Now, in Oello's home, this work of making the fire from wood had been

called menial work, and was left to servants only. But even the princes

of that land were taught never to order another to do what they could

not do themselves. And thus it happened that the two young travellers

could do it so well. And thus it was, that, because they did what they

could, the savage people honored them with such exceeding honor, and

because they did the work of servants they called them gods. As it is

written: "He who is greatest among you shall be your servant."

And this was much the story of that day and many days. While her husband

went off with the men, taught them how he caught the fish, and how they

could catch huanacos, Oello sat in the shade with the children, who were

never tired of pulling at the crimson cord around her waist, and at the

tassels of her head-dress. All savage children are curious about the

dress of their visitors. So it was easy for Oello to persuade them to go

with her and pick tufts of wild cotton, till they had quite a store of

it, and then to teach them to spin it on distaffs she made for them from

laurel-wood, and at last to braid it and to knit it,--till at last one

night, when the men came home, Oello led out thirty of the children in

quite a grand procession, dressed all of them in pretty cotton suits

they had knit for themselves, instead of the filthy, greasy skins they

had always worn before. This was a great triumph for Oello; but when the

people would gladly have worshipped her, she only said, "I did what I

could,--I did what I could,--say no more, say no more."

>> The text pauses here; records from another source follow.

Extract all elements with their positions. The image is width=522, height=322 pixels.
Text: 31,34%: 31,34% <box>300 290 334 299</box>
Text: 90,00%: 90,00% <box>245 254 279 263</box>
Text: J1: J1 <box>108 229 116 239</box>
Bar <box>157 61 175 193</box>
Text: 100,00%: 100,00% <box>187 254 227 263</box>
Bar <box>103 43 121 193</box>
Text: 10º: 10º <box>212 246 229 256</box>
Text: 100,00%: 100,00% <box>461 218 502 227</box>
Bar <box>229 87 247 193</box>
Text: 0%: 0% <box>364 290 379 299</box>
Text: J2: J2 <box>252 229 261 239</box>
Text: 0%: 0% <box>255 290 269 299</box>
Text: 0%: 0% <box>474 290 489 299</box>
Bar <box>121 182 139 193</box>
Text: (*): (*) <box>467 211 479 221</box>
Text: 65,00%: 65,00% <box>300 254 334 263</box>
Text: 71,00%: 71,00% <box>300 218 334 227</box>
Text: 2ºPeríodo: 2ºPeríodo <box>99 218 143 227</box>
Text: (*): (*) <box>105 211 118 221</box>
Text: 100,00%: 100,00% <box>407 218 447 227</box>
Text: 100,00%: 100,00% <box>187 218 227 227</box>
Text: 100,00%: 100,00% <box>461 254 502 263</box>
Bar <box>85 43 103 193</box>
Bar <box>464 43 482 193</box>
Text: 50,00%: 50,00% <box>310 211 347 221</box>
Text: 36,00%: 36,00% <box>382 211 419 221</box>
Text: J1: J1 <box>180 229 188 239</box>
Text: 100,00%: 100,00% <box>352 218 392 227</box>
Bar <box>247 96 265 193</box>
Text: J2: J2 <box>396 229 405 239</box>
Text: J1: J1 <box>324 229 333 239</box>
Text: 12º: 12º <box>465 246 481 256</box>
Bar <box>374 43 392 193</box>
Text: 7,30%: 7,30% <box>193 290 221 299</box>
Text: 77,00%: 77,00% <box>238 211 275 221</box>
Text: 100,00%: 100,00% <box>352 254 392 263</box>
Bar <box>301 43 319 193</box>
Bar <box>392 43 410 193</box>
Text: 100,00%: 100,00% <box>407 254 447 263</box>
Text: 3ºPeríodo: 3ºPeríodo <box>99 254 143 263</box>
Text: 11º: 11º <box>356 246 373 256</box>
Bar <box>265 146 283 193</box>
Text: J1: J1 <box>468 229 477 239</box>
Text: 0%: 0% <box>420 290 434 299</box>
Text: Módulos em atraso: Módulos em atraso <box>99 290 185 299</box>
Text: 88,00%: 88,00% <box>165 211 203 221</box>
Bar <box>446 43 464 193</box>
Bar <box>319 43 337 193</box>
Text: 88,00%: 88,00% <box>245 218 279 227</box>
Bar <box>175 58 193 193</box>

And as the year passed by, she and her husband taught the poor people

how, if they would only plant the maize, they could have all they wanted

in the winter, and if they planted the roots of the ulloco, and the oca,

and the mashua, and the potato, they would have all they needed of them;

how they might make long fish-ways for the fish, and pitfalls for the

llama. And they learned the language of the poor people, and taught them

the language to which they themselves were born. And year by year their

homes grew neater and more cheerful. And year by year the children were

stronger and better. And year by year the world in that part of it was

more and more subdued to the will and purpose of a good God. And

whenever Manco, Oello's husband, was discouraged, she always said, "We

will do the best we can," and always it proved that that was all that a

good God wanted them to do.

It was from the truth and steadiness of those two people, Manco and

Oello, that the great nation of Peru was raised up from a horde of

savages, starving in the mountains, to one of the most civilized and

happy nations of their times. Unfortunately for their descendants, they

did not learn the use of iron or gunpowder, so that the cruel Spaniards

swept them and theirs away. But for hundreds of years they lived

peacefully and happily,--growing more and more civilized with every

year, because the young Oello and her husband Manco had done what they

could for them.

They did not know much. But what they knew they could do. They were not,

so far as we know, skilful in talking. But they were cheerful in acting.

They did not hide their light under a bushel. They made it shine on all

that came around. Their duties were the humblest, only making a fire in

the morning, cleaning potatoes and cooking them, spinning, braiding,

twisting, and weaving. This was the best Oello could do. She did that,

and in doing it she reared an empire. We can contrast her life with that

of the savages around her. As we can see a drop of blood when it falls

into a cup of water, we can see how that one life swayed theirs. If she

had lived among her kindred, and done at home these simple things, we

should never have heard her name. But none the less would she have done

them. None the less, year in and year out, century in and century out,

would that sweet, loving, true, unselfish life have told in God's

service. And he would have known it, though you and I--who are we?--had

never heard her name!

Forgotten! do not ever think that anything is forgotten!